Jerzy Pławczyk

Medal record

Men's athletics

Representing Poland

European Championships

= Jerzy Pławczyk =

Jerzy Pławczyk (16 April 1911 - 16 January 2005) was a Polish athlete who competed at 1932 and 1936 Summer Olympics.

==Biography==
In 1932 in Los Angeles, he competed in the men's high jump event, where he placed joint-seventh out of fourteen competitors with a top height of 1.90m. In 1936 in Berlin he placed twenty-second and last in the same event with a height of 1.80m. He also finished ninth out of twenty-eight competitors in the decathlon event and set his personal best score. He was born in Dąbrowa Górnicza and was a member of the AZS Warszawa club.

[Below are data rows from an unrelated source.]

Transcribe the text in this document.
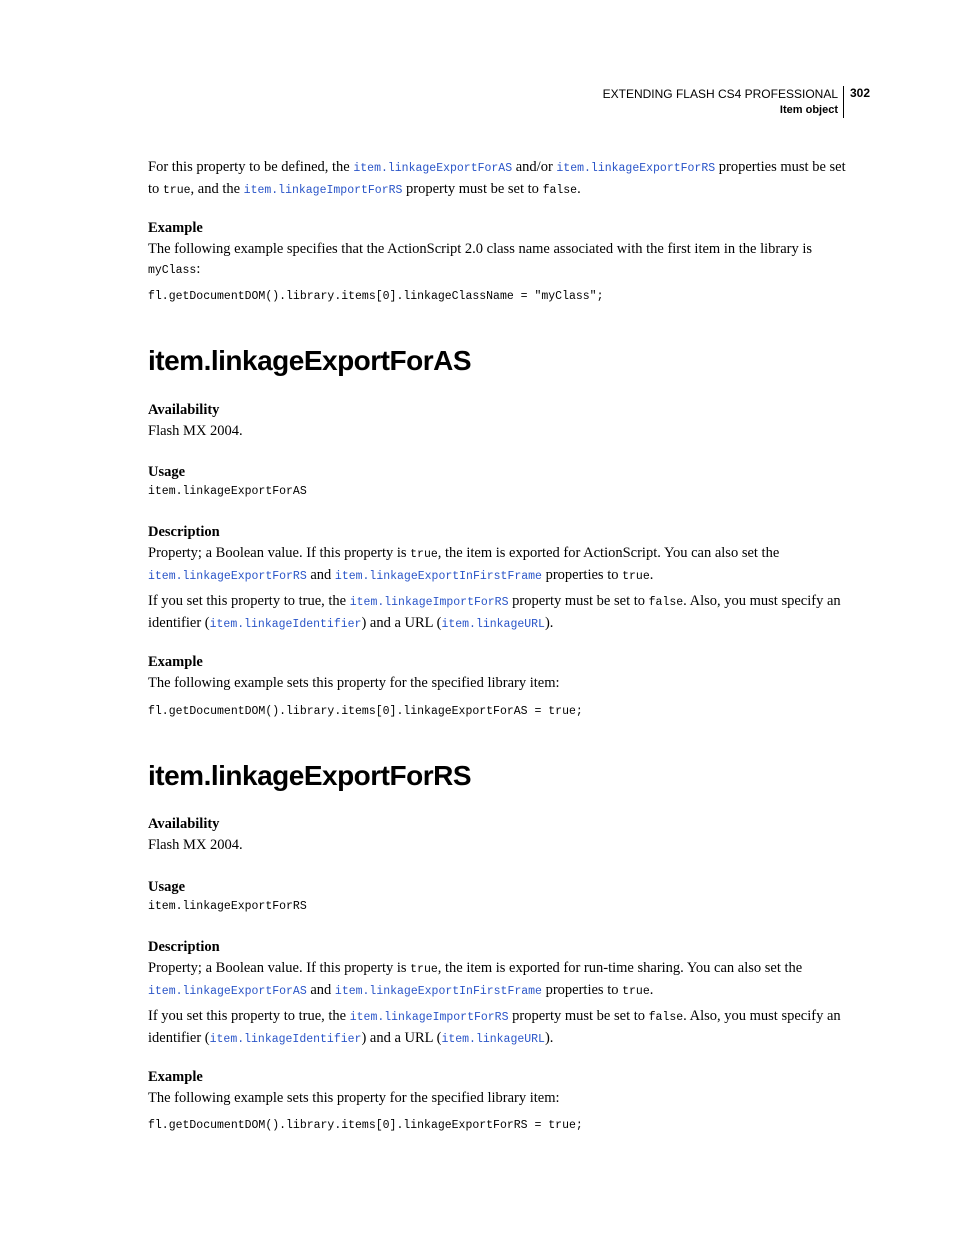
EXTENDING FLASH CS4 PROFESSIONAL
Item object
302

For this property to be defined, the item.linkageExportForAS and/or item.linkageExportForRS properties must be set to true, and the item.linkageImportForRS property must be set to false.

Example

The following example specifies that the ActionScript 2.0 class name associated with the first item in the library is myClass:

fl.getDocumentDOM().library.items[0].linkageClassName = "myClass";
item.linkageExportForAS
Availability

Flash MX 2004.

Usage
item.linkageExportForAS
Description

Property; a Boolean value. If this property is true, the item is exported for ActionScript. You can also set the item.linkageExportForRS and item.linkageExportInFirstFrame properties to true.

If you set this property to true, the item.linkageImportForRS property must be set to false. Also, you must specify an identifier (item.linkageIdentifier) and a URL (item.linkageURL).

Example

The following example sets this property for the specified library item:

fl.getDocumentDOM().library.items[0].linkageExportForAS = true;
item.linkageExportForRS
Availability

Flash MX 2004.

Usage
item.linkageExportForRS
Description

Property; a Boolean value. If this property is true, the item is exported for run-time sharing. You can also set the item.linkageExportForAS and item.linkageExportInFirstFrame properties to true.

If you set this property to true, the item.linkageImportForRS property must be set to false. Also, you must specify an identifier (item.linkageIdentifier) and a URL (item.linkageURL).

Example

The following example sets this property for the specified library item:

fl.getDocumentDOM().library.items[0].linkageExportForRS = true;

A 1932 graduate of the Central Institute of Physical Education in Warsaw, that same year Pławczyk became the European champion in the high jump with a height of 1.96m, having already been a three-time national record holder in the event. He won a bronze medal in the decathlon event at the 1934 European Athletics Championships in Turin, and placed sixth in the same event at the 1938 European Athletics Championships in Vienna. He was a national champion on numerous occasions in the 1930s. In 1938, he moved to France and joined the army in 1940. From 1943 through 1948 he worked as a sports instructor in Vichy, Paris, and Rome, later working as a salesman and teacher, before returning to Poland.